Ookla dresse le bilan des avancées de la 5G en Europe

Image d'illustration. 5GADN
Selon les données récemment publiées par Ookla, la progression de la 5G en Europe affiche des avancées notables. L’analyse détaille l’évolution du déploiement, mettant en lumière les disparités et les performances observées à travers différents pays européens.
Tl;dr
- Disponibilité 5G inégale selon les pays européens.
- Croissance du trafic mobile et déploiements ralentissent.
- Soutien public et réglementation influencent la couverture.

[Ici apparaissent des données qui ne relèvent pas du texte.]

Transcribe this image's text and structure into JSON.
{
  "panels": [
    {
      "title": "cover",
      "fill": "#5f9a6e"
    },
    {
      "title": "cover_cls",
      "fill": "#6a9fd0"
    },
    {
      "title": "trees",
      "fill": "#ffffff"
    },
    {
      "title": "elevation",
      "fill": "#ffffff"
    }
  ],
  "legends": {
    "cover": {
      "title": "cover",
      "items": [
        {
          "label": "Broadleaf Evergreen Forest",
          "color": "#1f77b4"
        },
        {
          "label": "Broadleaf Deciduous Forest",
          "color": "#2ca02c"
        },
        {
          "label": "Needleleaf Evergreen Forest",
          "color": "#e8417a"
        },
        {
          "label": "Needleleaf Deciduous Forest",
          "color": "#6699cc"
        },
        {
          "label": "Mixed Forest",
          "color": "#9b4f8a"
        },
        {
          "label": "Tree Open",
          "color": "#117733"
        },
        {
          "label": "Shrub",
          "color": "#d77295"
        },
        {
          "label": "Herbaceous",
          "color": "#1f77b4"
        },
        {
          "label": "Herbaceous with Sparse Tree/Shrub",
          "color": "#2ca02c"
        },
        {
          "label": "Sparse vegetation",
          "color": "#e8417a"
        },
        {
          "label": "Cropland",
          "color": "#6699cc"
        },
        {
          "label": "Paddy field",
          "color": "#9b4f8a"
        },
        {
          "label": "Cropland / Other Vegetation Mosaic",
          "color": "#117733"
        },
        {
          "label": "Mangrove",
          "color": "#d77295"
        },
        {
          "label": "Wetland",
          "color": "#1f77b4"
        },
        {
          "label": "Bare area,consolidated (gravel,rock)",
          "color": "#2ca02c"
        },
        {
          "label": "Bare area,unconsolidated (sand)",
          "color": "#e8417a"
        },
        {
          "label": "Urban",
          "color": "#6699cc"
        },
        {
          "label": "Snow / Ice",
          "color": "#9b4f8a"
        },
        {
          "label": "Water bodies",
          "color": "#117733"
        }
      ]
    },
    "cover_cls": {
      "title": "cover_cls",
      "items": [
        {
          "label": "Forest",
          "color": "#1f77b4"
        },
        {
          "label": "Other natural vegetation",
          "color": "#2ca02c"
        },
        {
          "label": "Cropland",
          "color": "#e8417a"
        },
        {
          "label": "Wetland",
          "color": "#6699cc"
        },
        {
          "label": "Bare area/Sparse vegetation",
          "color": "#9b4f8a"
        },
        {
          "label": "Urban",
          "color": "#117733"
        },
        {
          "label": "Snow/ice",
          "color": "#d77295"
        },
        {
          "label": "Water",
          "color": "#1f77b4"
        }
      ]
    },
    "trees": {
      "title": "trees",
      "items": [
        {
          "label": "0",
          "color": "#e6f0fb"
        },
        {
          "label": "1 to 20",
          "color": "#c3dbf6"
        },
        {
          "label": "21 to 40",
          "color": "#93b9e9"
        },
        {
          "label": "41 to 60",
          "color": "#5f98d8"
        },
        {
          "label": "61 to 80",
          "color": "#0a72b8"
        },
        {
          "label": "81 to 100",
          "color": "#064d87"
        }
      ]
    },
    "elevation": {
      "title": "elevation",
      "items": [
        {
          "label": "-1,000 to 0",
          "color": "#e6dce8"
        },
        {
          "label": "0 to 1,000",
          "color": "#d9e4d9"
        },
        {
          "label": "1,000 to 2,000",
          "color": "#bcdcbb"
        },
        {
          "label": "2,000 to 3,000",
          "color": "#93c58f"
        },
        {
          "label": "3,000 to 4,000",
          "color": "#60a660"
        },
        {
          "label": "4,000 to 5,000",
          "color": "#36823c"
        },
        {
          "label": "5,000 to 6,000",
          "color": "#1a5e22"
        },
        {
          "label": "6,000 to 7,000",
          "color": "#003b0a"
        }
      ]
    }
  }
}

Des écarts persistants dans la disponibilité de la 5G
En observant l’évolution du secteur, on constate que le développement de la 5G en Europe peine à s’harmoniser d’un pays à l’autre. Les données recueillies par Ookla, spécialiste de la mesure des performances réseau, révèlent ainsi un net contraste : les nations scandinaves comme la Suède et la Norvège figurent parmi les chefs de file en matière de disponibilité, malgré une densité démographique faible et un relief parfois hostile. Un paradoxe que l’on doit, selon Ookla, à une stratégie mêlant subventions publiques pour la gestion du spectre et obligations strictes de couverture.

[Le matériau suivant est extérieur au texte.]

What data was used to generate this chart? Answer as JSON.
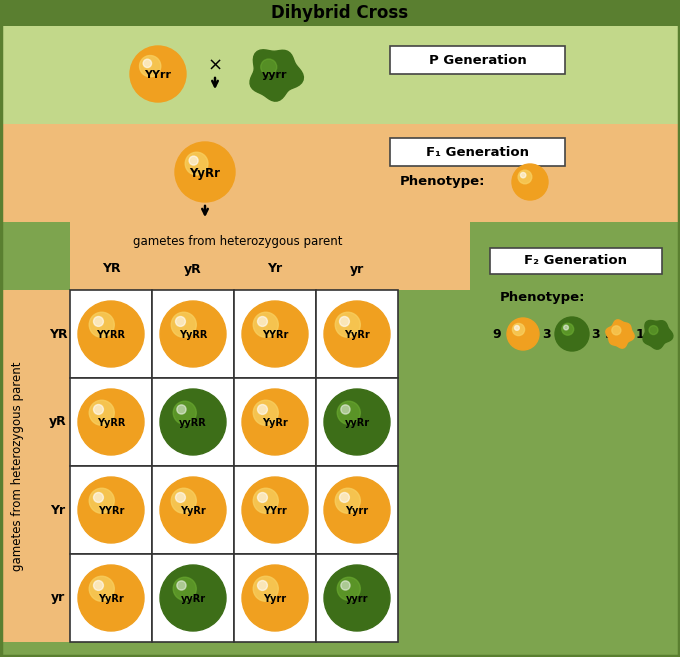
{
  "title": "Dihybrid Cross",
  "bg_outer": "#7da44e",
  "bg_p_gen": "#c2d88a",
  "bg_f1_gen": "#f0bc78",
  "bg_gametes": "#f0bc78",
  "title_bg": "#5a7f30",
  "p_gen_label": "P Generation",
  "f1_gen_label": "F₁ Generation",
  "f2_gen_label": "F₂ Generation",
  "phenotype_label": "Phenotype:",
  "gametes_top_label": "gametes from heterozygous parent",
  "gametes_side_label": "gametes from heterozygous parent",
  "col_headers": [
    "YR",
    "yR",
    "Yr",
    "yr"
  ],
  "row_headers": [
    "YR",
    "yR",
    "Yr",
    "yr"
  ],
  "p1_label": "YYrr",
  "p2_label": "yyrr",
  "f1_label": "YyRr",
  "grid_labels": [
    [
      "YYRR",
      "YyRR",
      "YYRr",
      "YyRr"
    ],
    [
      "YyRR",
      "yyRR",
      "YyRr",
      "yyRr"
    ],
    [
      "YYRr",
      "YyRr",
      "YYrr",
      "Yyrr"
    ],
    [
      "YyRr",
      "yyRr",
      "Yyrr",
      "yyrr"
    ]
  ],
  "grid_colors": [
    [
      "yellow",
      "yellow",
      "yellow",
      "yellow"
    ],
    [
      "yellow",
      "green",
      "yellow",
      "green"
    ],
    [
      "yellow",
      "yellow",
      "yellow",
      "yellow"
    ],
    [
      "yellow",
      "green",
      "yellow",
      "green"
    ]
  ],
  "yellow_main": "#f0a020",
  "yellow_hi": "#f8d060",
  "yellow_dark": "#c07010",
  "green_main": "#3d6e18",
  "green_hi": "#6aaa30",
  "green_dark": "#1e3a08",
  "border_color": "#5a7f30"
}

L’influence décisive des politiques nationales
Cette avance contraste fortement avec la situation d’autres pays d’Europe centrale ou occidentale. Des États comme le Royaume-Uni, la Hongrie ou encore la Belgique, peinent à suivre le rythme. Au Royaume-Uni, par exemple, l’obligation gouvernementale onéreuse de remplacer les équipements fournis par Huawei, combinée à l’absence d’exigences spécifiques sur la couverture 5G – les opérateurs misant plutôt sur le programme Shared Rural Network basé sur la 4G – a freiné les progrès. De plus, la sortie du pays de l’Union européenne a privé les acteurs locaux d’accès à des financements stratégiques.
Bénéfices contrastés des investissements publics et impacts sur le cœur de réseau SA
À l’opposé, le soutien appuyé des gouvernements espagnol et italien a permis aux opérateurs locaux d’accélérer le déploiement et d’atteindre une large couverture. On notera que l’Espagne se distingue par un accès significatif aux réseaux autonomes (Standalone – SA). Cependant, cette dynamique positive n’est pas générale : le taux d’adoption du SA régresse au niveau continental. En effet, si l’on se fie aux chiffres issus de Speedtest Intelligence de Ookla, seuls 1,3 % des tests réalisés en Europe concernent désormais ce mode – loin derrière les États-Unis (plus de 20 %) et surtout la Chine (80 %).
Période charnière pour le marché européen ?
Selon plusieurs analystes, l’Europe serait aujourd’hui à mi-chemin dans le cycle technologique de la 5G. Les investissements massifs dans l’expansion des réseaux ont déjà atteint leur sommet dans la plupart des pays ; en parallèle, la croissance du trafic mobile commence à ralentir – une première. Les opérateurs européens s’avèrent également plus prudents que leurs homologues nord-américains ou asiatiques dans l’adoption des variantes technologiques telles que le SA. Si certaines réglementations entravent encore certains marchés occidentaux ou orientaux, elles pourraient toutefois favoriser à terme une harmonisation continentale. Rappelons enfin que la 5G demeure au cœur des ambitions stratégiques portées par la Commission européenne pour renforcer la compétitivité régionale via diverses législations centrées sur le numérique.